Gonzalez stated that he was “more confident than ever about the potential of our combined
organizations now that I’ve had a chance to meet with many of you.” Id. at 21. He told Shire
employees, “[w]e have a very busy few months ahead as we work on integration planning.” Id.
Gonzalez concluded that he “look[ed] forward to working with [Shire employees] much more
closely in the near future.” Id. at 21.
7
On October 14, 2014, Gonzalez announced that AbbVie’s Board would be reconsidering
its recommendation to shareholders to adopt the merger agreement.
Gonzalez stated that
“AbbVie’s Board will consider, among other things, the impact of the U.S. Department of
Treasury’s proposed unilateral changes to the tax regulations announced on September 22, 2014,
including the impact to the fundamental financial benefits of the transaction.” [38] at 22.

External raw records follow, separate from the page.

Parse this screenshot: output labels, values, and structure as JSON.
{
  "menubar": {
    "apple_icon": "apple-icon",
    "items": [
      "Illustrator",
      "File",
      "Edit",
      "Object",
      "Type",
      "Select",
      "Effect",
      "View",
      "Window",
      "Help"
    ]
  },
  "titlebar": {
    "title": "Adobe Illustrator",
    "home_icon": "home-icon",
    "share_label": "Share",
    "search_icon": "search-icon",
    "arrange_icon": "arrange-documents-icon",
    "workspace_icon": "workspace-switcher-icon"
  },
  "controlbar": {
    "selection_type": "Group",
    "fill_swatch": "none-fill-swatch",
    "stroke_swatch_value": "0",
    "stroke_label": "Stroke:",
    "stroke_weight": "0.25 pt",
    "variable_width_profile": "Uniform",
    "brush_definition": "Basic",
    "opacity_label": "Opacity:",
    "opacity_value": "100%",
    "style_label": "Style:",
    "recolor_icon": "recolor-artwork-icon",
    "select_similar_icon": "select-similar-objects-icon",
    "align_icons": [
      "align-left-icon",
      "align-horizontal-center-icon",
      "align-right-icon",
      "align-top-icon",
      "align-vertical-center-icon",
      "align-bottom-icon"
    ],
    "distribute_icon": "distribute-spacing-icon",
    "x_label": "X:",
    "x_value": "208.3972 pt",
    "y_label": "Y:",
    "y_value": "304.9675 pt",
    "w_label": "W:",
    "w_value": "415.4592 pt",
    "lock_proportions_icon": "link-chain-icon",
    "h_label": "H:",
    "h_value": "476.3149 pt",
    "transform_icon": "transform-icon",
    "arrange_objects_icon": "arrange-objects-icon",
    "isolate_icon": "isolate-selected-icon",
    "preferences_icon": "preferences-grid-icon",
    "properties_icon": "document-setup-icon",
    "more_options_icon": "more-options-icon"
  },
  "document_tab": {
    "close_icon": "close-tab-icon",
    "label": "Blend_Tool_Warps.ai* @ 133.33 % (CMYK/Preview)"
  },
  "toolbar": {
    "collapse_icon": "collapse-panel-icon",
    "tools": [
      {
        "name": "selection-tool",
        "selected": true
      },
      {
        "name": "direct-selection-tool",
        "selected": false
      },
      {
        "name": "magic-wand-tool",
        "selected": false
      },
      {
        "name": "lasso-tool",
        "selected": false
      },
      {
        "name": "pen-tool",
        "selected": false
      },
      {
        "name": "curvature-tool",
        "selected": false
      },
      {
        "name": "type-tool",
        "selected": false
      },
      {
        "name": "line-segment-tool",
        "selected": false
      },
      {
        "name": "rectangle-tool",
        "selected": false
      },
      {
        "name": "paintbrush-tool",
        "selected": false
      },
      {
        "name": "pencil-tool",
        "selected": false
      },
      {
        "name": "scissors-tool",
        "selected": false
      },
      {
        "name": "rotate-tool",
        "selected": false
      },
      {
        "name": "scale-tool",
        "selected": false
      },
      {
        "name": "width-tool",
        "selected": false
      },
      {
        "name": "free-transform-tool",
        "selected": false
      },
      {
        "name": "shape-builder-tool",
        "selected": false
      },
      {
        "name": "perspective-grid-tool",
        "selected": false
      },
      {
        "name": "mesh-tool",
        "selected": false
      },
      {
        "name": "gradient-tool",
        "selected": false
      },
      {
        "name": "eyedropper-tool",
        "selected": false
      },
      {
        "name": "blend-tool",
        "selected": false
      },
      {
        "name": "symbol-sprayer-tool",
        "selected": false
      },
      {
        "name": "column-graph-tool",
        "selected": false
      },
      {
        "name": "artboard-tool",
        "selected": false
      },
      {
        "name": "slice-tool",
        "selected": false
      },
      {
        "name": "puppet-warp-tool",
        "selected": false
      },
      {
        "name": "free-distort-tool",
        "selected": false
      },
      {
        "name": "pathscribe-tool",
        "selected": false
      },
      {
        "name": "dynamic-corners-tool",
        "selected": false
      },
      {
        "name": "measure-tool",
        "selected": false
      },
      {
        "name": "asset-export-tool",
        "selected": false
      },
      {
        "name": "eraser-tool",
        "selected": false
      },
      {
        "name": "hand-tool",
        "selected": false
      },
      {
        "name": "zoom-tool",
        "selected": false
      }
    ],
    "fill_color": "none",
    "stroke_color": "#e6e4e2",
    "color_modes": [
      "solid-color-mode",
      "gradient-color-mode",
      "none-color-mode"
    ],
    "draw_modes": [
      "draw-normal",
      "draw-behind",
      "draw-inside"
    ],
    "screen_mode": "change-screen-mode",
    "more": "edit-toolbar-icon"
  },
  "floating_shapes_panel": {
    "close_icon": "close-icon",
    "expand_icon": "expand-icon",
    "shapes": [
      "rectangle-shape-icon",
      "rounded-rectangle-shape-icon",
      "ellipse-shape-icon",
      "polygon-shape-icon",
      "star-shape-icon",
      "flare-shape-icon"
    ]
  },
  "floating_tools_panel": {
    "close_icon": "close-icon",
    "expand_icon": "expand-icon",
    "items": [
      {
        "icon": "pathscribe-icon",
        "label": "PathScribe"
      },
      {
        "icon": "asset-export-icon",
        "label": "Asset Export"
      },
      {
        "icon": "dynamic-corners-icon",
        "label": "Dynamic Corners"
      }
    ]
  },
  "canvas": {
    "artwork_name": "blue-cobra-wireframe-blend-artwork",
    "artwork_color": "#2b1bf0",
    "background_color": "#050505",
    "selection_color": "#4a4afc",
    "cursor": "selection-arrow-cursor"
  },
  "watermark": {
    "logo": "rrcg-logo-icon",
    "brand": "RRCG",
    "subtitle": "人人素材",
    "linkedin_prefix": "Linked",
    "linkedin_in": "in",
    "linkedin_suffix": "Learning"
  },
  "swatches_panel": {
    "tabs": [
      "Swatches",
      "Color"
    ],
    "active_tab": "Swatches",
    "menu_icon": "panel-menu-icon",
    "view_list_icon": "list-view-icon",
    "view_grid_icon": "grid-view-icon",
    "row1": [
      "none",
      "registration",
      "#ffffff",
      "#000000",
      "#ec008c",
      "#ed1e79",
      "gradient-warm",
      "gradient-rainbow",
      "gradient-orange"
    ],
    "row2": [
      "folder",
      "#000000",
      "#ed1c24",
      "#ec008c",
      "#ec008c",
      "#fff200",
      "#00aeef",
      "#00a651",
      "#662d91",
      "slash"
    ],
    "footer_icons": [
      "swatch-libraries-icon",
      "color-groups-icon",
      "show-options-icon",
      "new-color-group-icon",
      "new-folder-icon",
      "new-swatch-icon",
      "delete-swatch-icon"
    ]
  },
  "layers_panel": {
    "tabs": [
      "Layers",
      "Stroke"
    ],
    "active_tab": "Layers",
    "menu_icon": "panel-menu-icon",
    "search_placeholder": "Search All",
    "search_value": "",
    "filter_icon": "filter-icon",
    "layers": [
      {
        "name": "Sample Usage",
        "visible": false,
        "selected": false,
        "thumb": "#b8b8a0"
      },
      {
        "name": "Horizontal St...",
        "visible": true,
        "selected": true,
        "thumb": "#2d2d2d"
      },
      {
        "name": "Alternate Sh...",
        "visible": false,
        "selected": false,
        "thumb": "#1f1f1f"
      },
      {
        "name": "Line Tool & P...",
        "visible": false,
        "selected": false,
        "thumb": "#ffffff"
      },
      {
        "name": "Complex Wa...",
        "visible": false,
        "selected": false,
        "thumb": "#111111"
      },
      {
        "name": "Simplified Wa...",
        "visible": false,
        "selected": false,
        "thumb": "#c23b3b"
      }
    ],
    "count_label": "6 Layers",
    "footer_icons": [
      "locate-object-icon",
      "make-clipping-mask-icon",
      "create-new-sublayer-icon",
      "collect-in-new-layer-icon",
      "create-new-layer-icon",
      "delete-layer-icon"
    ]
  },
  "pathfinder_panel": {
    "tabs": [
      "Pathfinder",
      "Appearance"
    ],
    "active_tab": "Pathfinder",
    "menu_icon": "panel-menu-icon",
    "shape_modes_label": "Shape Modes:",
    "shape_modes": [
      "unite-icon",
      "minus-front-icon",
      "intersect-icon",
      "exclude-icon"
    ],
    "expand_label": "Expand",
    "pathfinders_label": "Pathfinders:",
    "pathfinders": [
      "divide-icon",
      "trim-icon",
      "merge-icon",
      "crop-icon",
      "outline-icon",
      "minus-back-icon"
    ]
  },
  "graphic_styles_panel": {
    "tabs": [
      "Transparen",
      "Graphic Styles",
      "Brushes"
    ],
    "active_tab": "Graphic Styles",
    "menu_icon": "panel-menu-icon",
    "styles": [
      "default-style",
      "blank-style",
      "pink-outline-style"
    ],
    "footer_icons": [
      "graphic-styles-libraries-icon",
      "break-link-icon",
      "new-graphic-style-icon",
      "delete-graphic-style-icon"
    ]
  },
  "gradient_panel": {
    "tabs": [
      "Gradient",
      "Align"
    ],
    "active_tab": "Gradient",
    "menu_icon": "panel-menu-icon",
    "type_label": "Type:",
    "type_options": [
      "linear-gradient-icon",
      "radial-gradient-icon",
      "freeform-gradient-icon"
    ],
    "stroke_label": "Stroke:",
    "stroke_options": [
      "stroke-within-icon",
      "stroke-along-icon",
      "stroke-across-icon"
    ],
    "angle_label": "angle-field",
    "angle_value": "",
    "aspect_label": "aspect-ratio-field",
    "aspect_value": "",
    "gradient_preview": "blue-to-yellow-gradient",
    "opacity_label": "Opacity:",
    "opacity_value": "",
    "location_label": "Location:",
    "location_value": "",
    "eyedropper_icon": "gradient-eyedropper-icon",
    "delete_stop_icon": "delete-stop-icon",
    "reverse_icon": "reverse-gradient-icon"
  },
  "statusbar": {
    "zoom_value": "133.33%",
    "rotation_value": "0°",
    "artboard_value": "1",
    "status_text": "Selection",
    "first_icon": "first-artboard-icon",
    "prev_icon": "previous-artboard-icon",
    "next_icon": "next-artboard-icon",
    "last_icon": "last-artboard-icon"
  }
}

On October 15, 2014, AbbVie’s Board withdrew its recommendation that stockholders
vote in favor of the combination, and issued a press release stating:
AbbVie and its Board of Directors made this determination following a detailed
consideration of the impact of the U.S. Department of Treasury’s unilateral
changes to the tax rules, as issued on September 22, 2014. The breadth and scope
of the changes, including the unexpected nature of the exercise of administrative
authority to impact longstanding tax principles, and to target specifically a subset
of companies that would be treated differently than either other inverted
companies or foreign domiciled entities, introduced an unacceptable level of
uncertainty to the transaction. Additionally, the changes eliminated certain of the
financial benefits of the transaction, most notably the ability to access current and
future global cash flows in a tax efficient manner as originally contemplated in
the transaction. This fundamentally changed the implied value of Shire to AbbVie
in a significant manner.
[38] at 22-23.
On October 15, 2014, Bloomberg published an article stating that “AbbVie’s move
surprised investors after the drug company had said the deal was driven mostly by strategic, not
tax, reasons.”
[38] at 26 (quoting Oliver Stanley and Cynthia Koons, BLOOMBERG,
“AbbVie’s Threat on Shire Deal is Latest Tax Rule Fallout” (Oct. 15, 2014)). They quoted an
analyst from Credit Suisse who stated, “AbbVie’s management’s credibility may now be called
into question given the non-inversion benefits they touted when initially selling the deal and the
fact that their limited public comments since the Treasury Notice was released have stressed the
merits of getting the deal done.” Id. The Chicago Tribune also reported on October 16, 2014
that AbbVie’s announcement “came as a surprise to investors and analysts because Gonzalez and
8
other executives had expressed support for the deal a week after the Treasury Department
unveiled the new rules Sept. 22.” Id.
On October 20, 2014, AbbVie issued a press release stating that AbbVie and Shire were
terminating the merger. See [38] at 23. AbbVie was required to pay the $1.64 billion break-up
fee. According to the press release, AbbVie’s decision “was based upon its assessment of the
September 22, 2014 notice issued by the U.S. Department of Treasury, which re-interpreted
longstanding tax principles in a uniquely selective manner designed specifically to destroy the
financial benefits of these types of transactions.” Id. AbbVie further stated that the Notice
“introduced an unacceptable level of risk and uncertainty, given the magnitude of the proposed
changes and the stated intention of the Department of Treasury to continue to revise tax
principles to further impact such transactions.” Id. AbbVie explained that after thoroughly
reviewing the Notice and obtaining advice from external tax, legal, and financial advisors, its
“executive management team ultimately concluded that the transaction was no longer in the best
interests of stockholders at the agreed upon valuation, and the Board fully supported that
conclusion.” Id.
Gonzalez also publicly commented on the termination of the transaction. He stated,
among other things, that “[t]he unprecedented unilateral action by the U.S. Department of
Treasury may have destroyed the value of this transaction, but it does not resolve” the need for
comprehensive tax reforms to stimulate investment in the U.S. economy. [38] at 24. According
to the amended complaint, AbbVie and Gonzales delayed this “ultimate announcement for as
long as possible to avoid paying the hefty termination fee,” which “had to be paid within 7 days
of the termination of the Combination,” so that AbbVie could “retain those funds and interest
thereon.” [38] at 27.
9
On October 22, 2014, a columnist for Fortune wrote an article stating that AbbVie had
“kill[ed] its $54 billion buyout of Shire” and “come[] clean about its original intentions,” which
the columnist posited to be the tax benefits gained from the corporate inversion. [38] at 25
(quoting Dan Primack, FORTUNE, “AbbVie Finally Admits it was Trying to Dodge U.S.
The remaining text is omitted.